Howe, Irving (11 June 1920-5 May 1993), literary critic and historian, was born in New York City, the son of David Howe and Nettie Goldman, grocery store operators and later garment workers. Irving Howe was married twice, first to Arien Hausknecht, with whom he had two children, and later to Ilana Wiener.
Howe became a socialist at fourteen, joining a faction led by Leon Trotsky. He graduated from City College of New York in 1940, claiming that he spent more time talking to fellow radicals than he spent in class. He completed a year and a half of graduate study at Brooklyn College before being drafted into the army in 1942; he served in Alaska for two or three years. When he returned to New York after the war, he began to publish articles in the Partisan Review, Commentary, and the Nation. In 1953 he founded Dissent, a political and literary journal that he edited for many years. In that year he became an associate professor of English at Brandeis University and also was appointed a Kenyon Review fellow. Leaving Brandeis in 1961, he spent 1961 to 1963 as a professor of English at Stanford University. From 1963 to 1970 he was professor of English at Hunter College of the City University of New York, where he was named in 1970 Distinguished Professor of English.

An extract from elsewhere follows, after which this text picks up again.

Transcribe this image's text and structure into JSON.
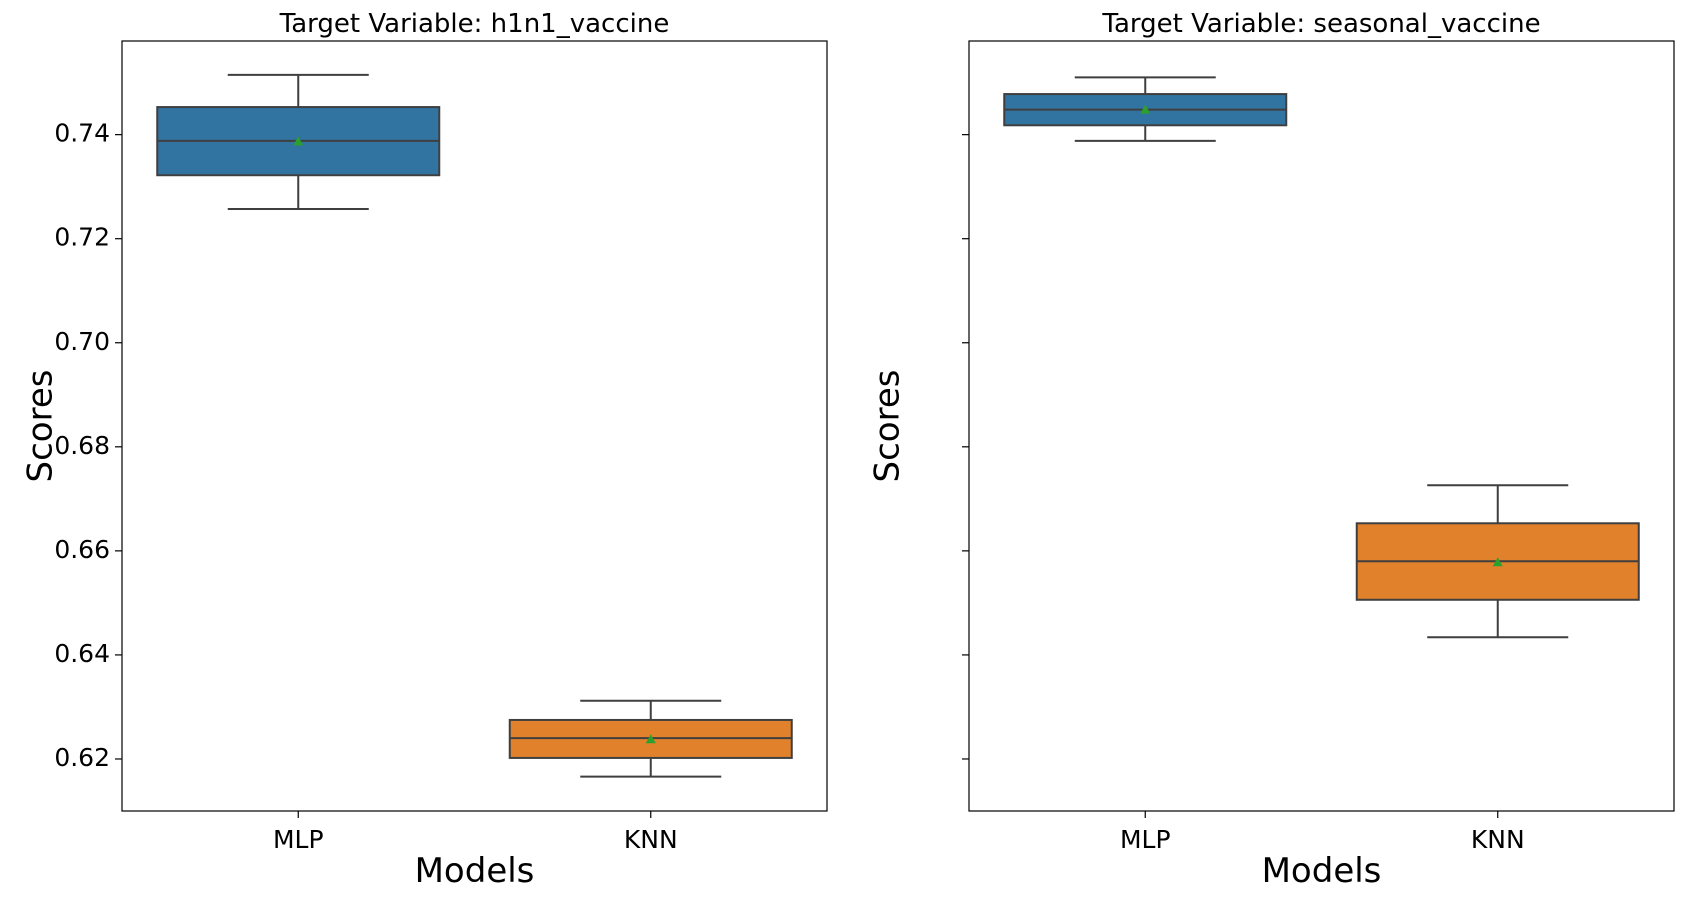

Howe wrote or contributed to more than forty books, the most noteworthy of which are works of literary criticism. His first study, Sherwood Anderson (1952), was an analysis of Sherwood Anderson’s work and a rebuttal of Lionel Trilling’s assault on the realist movement in modern literature. Howe reveals himself a capable historian in his portrait of Anderson’s childhood in Ohio, and he is charitable in dealing with Anderson’s indistinctness and sentimentality. Howe’s next book, William Faulkner: A Critical Study (1952), provides a sensible and balanced preface to William Faulkner. Another high point of Howe’s literary career is Thomas Hardy: A Critical Study (1967), particularly his interpretation of Hardy’s Jude the Obscure.

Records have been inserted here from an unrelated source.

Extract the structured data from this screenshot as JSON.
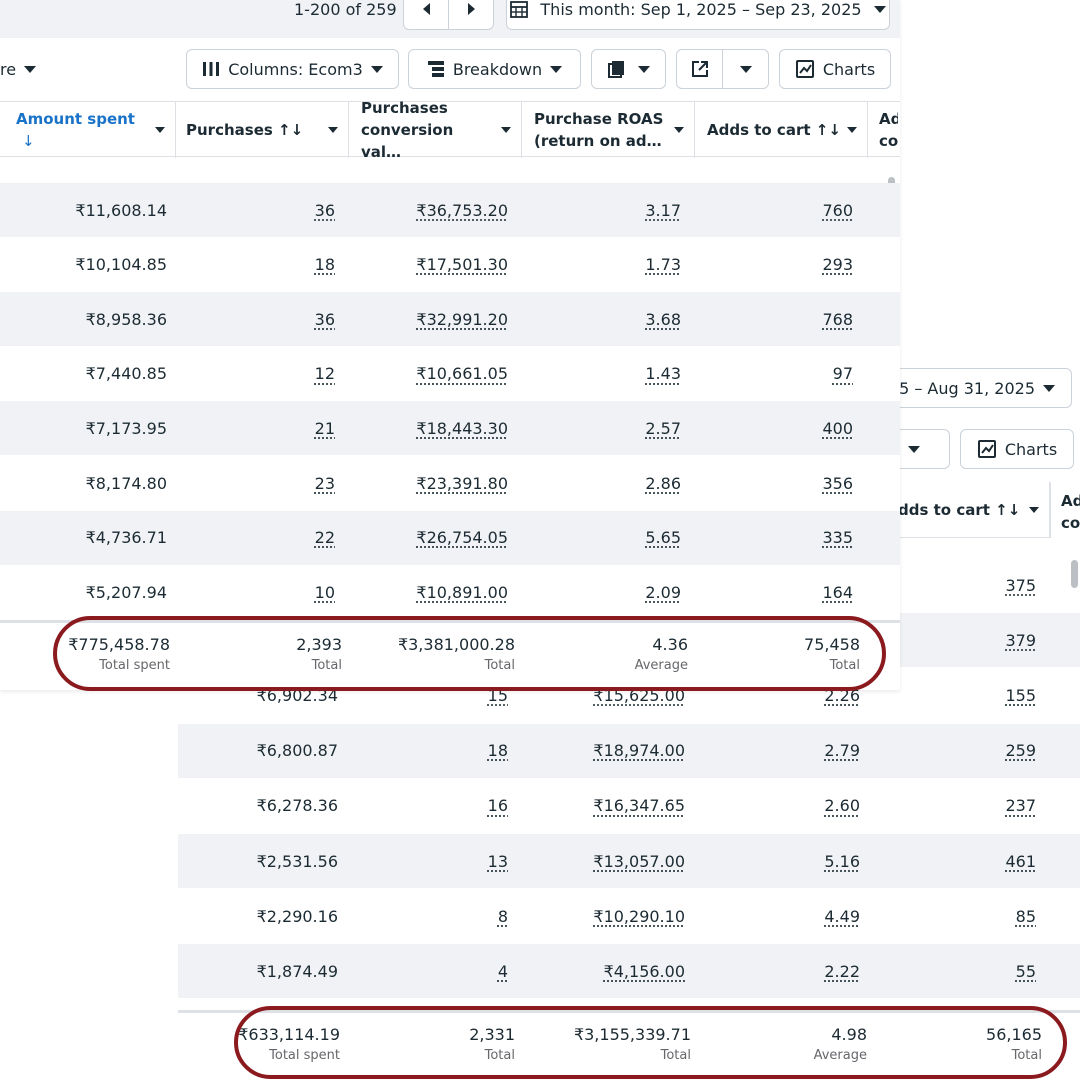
{
  "top": {
    "pagination": "1-200 of 259",
    "date_range": "This month: Sep 1, 2025 – Sep 23, 2025",
    "cut_label": "re",
    "toolbar": {
      "columns": "Columns: Ecom3",
      "breakdown": "Breakdown",
      "charts": "Charts"
    },
    "headers": [
      "Amount spent",
      "Purchases",
      "Purchases conversion val…",
      "Purchase ROAS (return on ad…",
      "Adds to cart",
      "Ad co"
    ],
    "sort_arrow": "↓",
    "sortable_glyph": "↑↓",
    "rows": [
      [
        "₹11,608.14",
        "36",
        "₹36,753.20",
        "3.17",
        "760"
      ],
      [
        "₹10,104.85",
        "18",
        "₹17,501.30",
        "1.73",
        "293"
      ],
      [
        "₹8,958.36",
        "36",
        "₹32,991.20",
        "3.68",
        "768"
      ],
      [
        "₹7,440.85",
        "12",
        "₹10,661.05",
        "1.43",
        "97"
      ],
      [
        "₹7,173.95",
        "21",
        "₹18,443.30",
        "2.57",
        "400"
      ],
      [
        "₹8,174.80",
        "23",
        "₹23,391.80",
        "2.86",
        "356"
      ],
      [
        "₹4,736.71",
        "22",
        "₹26,754.05",
        "5.65",
        "335"
      ],
      [
        "₹5,207.94",
        "10",
        "₹10,891.00",
        "2.09",
        "164"
      ]
    ],
    "totals": [
      {
        "value": "₹775,458.78",
        "label": "Total spent"
      },
      {
        "value": "2,393",
        "label": "Total"
      },
      {
        "value": "₹3,381,000.28",
        "label": "Total"
      },
      {
        "value": "4.36",
        "label": "Average"
      },
      {
        "value": "75,458",
        "label": "Total"
      }
    ]
  },
  "bottom": {
    "date_range": "5 – Aug 31, 2025",
    "charts": "Charts",
    "header_adds": "dds to cart",
    "header_cut": "Ad co",
    "sortable_glyph": "↑↓",
    "rows": [
      [
        "",
        "",
        "",
        "",
        "375"
      ],
      [
        "",
        "",
        "",
        "",
        "379"
      ],
      [
        "₹6,902.34",
        "15",
        "₹15,625.00",
        "2.26",
        "155"
      ],
      [
        "₹6,800.87",
        "18",
        "₹18,974.00",
        "2.79",
        "259"
      ],
      [
        "₹6,278.36",
        "16",
        "₹16,347.65",
        "2.60",
        "237"
      ],
      [
        "₹2,531.56",
        "13",
        "₹13,057.00",
        "5.16",
        "461"
      ],
      [
        "₹2,290.16",
        "8",
        "₹10,290.10",
        "4.49",
        "85"
      ],
      [
        "₹1,874.49",
        "4",
        "₹4,156.00",
        "2.22",
        "55"
      ]
    ],
    "totals": [
      {
        "value": "₹633,114.19",
        "label": "Total spent"
      },
      {
        "value": "2,331",
        "label": "Total"
      },
      {
        "value": "₹3,155,339.71",
        "label": "Total"
      },
      {
        "value": "4.98",
        "label": "Average"
      },
      {
        "value": "56,165",
        "label": "Total"
      }
    ]
  },
  "colors": {
    "accent_blue": "#1a73c8",
    "highlight_ring": "#8b1a1f",
    "row_alt": "#f0f2f5"
  }
}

Howe’s political writing includes a wide variety of subjects: Politics and the Novel (1957); The Critical Point: On Literature and Culture (1973); Trotsky (1978); and The American Newness: Culture and Politics in the Age of Emerson (1986). Based on three lectures on Ralph Waldo Emerson that Howe gave at Harvard University in 1985, The American Newness reflects his earlier optimism and pays tribute to some of his heroes such as Marx, Trotsky, and Ben-Gurion. One of Howe’s most enduring pieces is an essay published in Commentary in 1968, “The New York Intellectuals.” It is a history of Howe’s circle of associates in which he describes the radical experience, including nontraditional attitudes and Communist sympathies, and the immigrant Jewish experience.

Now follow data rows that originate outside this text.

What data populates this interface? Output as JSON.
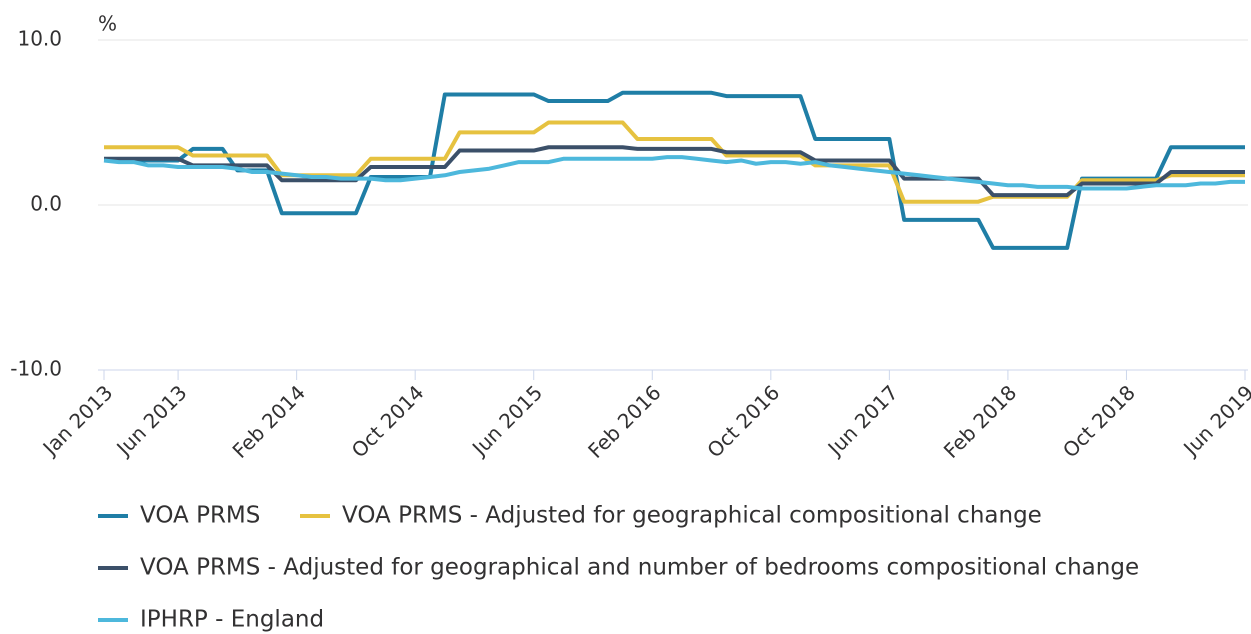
{
  "chart_data": {
    "type": "line",
    "y_label": "%",
    "categories": [
      "Jan 2013",
      null,
      null,
      null,
      null,
      "Jun 2013",
      null,
      null,
      null,
      null,
      null,
      null,
      null,
      "Feb 2014",
      null,
      null,
      null,
      null,
      null,
      null,
      null,
      "Oct 2014",
      null,
      null,
      null,
      null,
      null,
      null,
      null,
      "Jun 2015",
      null,
      null,
      null,
      null,
      null,
      null,
      null,
      "Feb 2016",
      null,
      null,
      null,
      null,
      null,
      null,
      null,
      "Oct 2016",
      null,
      null,
      null,
      null,
      null,
      null,
      null,
      "Jun 2017",
      null,
      null,
      null,
      null,
      null,
      null,
      null,
      "Feb 2018",
      null,
      null,
      null,
      null,
      null,
      null,
      null,
      "Oct 2018",
      null,
      null,
      null,
      null,
      null,
      null,
      null,
      "Jun 2019"
    ],
    "series": [
      {
        "name": "VOA PRMS",
        "color": "#1f7ea6",
        "values": [
          2.7,
          2.7,
          2.7,
          2.7,
          2.7,
          2.7,
          3.4,
          3.4,
          3.4,
          2.1,
          2.1,
          2.1,
          -0.5,
          -0.5,
          -0.5,
          -0.5,
          -0.5,
          -0.5,
          1.7,
          1.7,
          1.7,
          1.7,
          1.7,
          6.7,
          6.7,
          6.7,
          6.7,
          6.7,
          6.7,
          6.7,
          6.3,
          6.3,
          6.3,
          6.3,
          6.3,
          6.8,
          6.8,
          6.8,
          6.8,
          6.8,
          6.8,
          6.8,
          6.6,
          6.6,
          6.6,
          6.6,
          6.6,
          6.6,
          4.0,
          4.0,
          4.0,
          4.0,
          4.0,
          4.0,
          -0.9,
          -0.9,
          -0.9,
          -0.9,
          -0.9,
          -0.9,
          -2.6,
          -2.6,
          -2.6,
          -2.6,
          -2.6,
          -2.6,
          1.6,
          1.6,
          1.6,
          1.6,
          1.6,
          1.6,
          3.5,
          3.5,
          3.5,
          3.5,
          3.5,
          3.5
        ]
      },
      {
        "name": "VOA PRMS - Adjusted for geographical compositional change",
        "color": "#e6c240",
        "values": [
          3.5,
          3.5,
          3.5,
          3.5,
          3.5,
          3.5,
          3.0,
          3.0,
          3.0,
          3.0,
          3.0,
          3.0,
          1.8,
          1.8,
          1.8,
          1.8,
          1.8,
          1.8,
          2.8,
          2.8,
          2.8,
          2.8,
          2.8,
          2.8,
          4.4,
          4.4,
          4.4,
          4.4,
          4.4,
          4.4,
          5.0,
          5.0,
          5.0,
          5.0,
          5.0,
          5.0,
          4.0,
          4.0,
          4.0,
          4.0,
          4.0,
          4.0,
          3.0,
          3.0,
          3.0,
          3.0,
          3.0,
          3.0,
          2.4,
          2.4,
          2.4,
          2.4,
          2.4,
          2.4,
          0.2,
          0.2,
          0.2,
          0.2,
          0.2,
          0.2,
          0.5,
          0.5,
          0.5,
          0.5,
          0.5,
          0.5,
          1.5,
          1.5,
          1.5,
          1.5,
          1.5,
          1.5,
          1.8,
          1.8,
          1.8,
          1.8,
          1.8,
          1.8
        ]
      },
      {
        "name": "VOA PRMS - Adjusted for geographical and number of bedrooms compositional change",
        "color": "#3b5069",
        "values": [
          2.8,
          2.8,
          2.8,
          2.8,
          2.8,
          2.8,
          2.4,
          2.4,
          2.4,
          2.4,
          2.4,
          2.4,
          1.5,
          1.5,
          1.5,
          1.5,
          1.5,
          1.5,
          2.3,
          2.3,
          2.3,
          2.3,
          2.3,
          2.3,
          3.3,
          3.3,
          3.3,
          3.3,
          3.3,
          3.3,
          3.5,
          3.5,
          3.5,
          3.5,
          3.5,
          3.5,
          3.4,
          3.4,
          3.4,
          3.4,
          3.4,
          3.4,
          3.2,
          3.2,
          3.2,
          3.2,
          3.2,
          3.2,
          2.7,
          2.7,
          2.7,
          2.7,
          2.7,
          2.7,
          1.6,
          1.6,
          1.6,
          1.6,
          1.6,
          1.6,
          0.6,
          0.6,
          0.6,
          0.6,
          0.6,
          0.6,
          1.3,
          1.3,
          1.3,
          1.3,
          1.3,
          1.3,
          2.0,
          2.0,
          2.0,
          2.0,
          2.0,
          2.0
        ]
      },
      {
        "name": "IPHRP - England",
        "color": "#4db8dc",
        "values": [
          2.7,
          2.6,
          2.6,
          2.4,
          2.4,
          2.3,
          2.3,
          2.3,
          2.3,
          2.2,
          2.0,
          2.0,
          1.9,
          1.8,
          1.7,
          1.7,
          1.6,
          1.6,
          1.6,
          1.5,
          1.5,
          1.6,
          1.7,
          1.8,
          2.0,
          2.1,
          2.2,
          2.4,
          2.6,
          2.6,
          2.6,
          2.8,
          2.8,
          2.8,
          2.8,
          2.8,
          2.8,
          2.8,
          2.9,
          2.9,
          2.8,
          2.7,
          2.6,
          2.7,
          2.5,
          2.6,
          2.6,
          2.5,
          2.6,
          2.4,
          2.3,
          2.2,
          2.1,
          2.0,
          1.9,
          1.8,
          1.7,
          1.6,
          1.5,
          1.4,
          1.3,
          1.2,
          1.2,
          1.1,
          1.1,
          1.1,
          1.0,
          1.0,
          1.0,
          1.0,
          1.1,
          1.2,
          1.2,
          1.2,
          1.3,
          1.3,
          1.4,
          1.4
        ]
      }
    ],
    "ylim": [
      -10,
      10
    ],
    "yticks": [
      {
        "value": -10,
        "label": "-10.0"
      },
      {
        "value": 0,
        "label": "0.0"
      },
      {
        "value": 10,
        "label": "10.0"
      }
    ],
    "grid": true
  }
}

Howe edited, along with Yiddish poet and translator Eliezer Greenberg, several important anthologies of Yiddish writing in English translation, including A Treasury of Yiddish Poetry (1969) and World of Our Fathers: The Journey of the Eastern European Jews to Americaand the Life They Found and Made (1976), the latter coauthored with Kenneth Libo. World of Our Fathers describes Eastern European Jewish society of the late 1800s and early 1900s in New York City; it realized an unusual popular success, and in 1977 Howe was awarded the National Book Award for it. Howe received the Longview Foundation prize for literary criticism, the Bollingen Award (1959-1960), the National Institute of Arts and Letters Award (1960), Guggenheim fellowships (1964-1965, 1971), the Jewish Heritage Award (1975), and the Brandeis University Creative Arts Award (1975-1976). He died in New York City.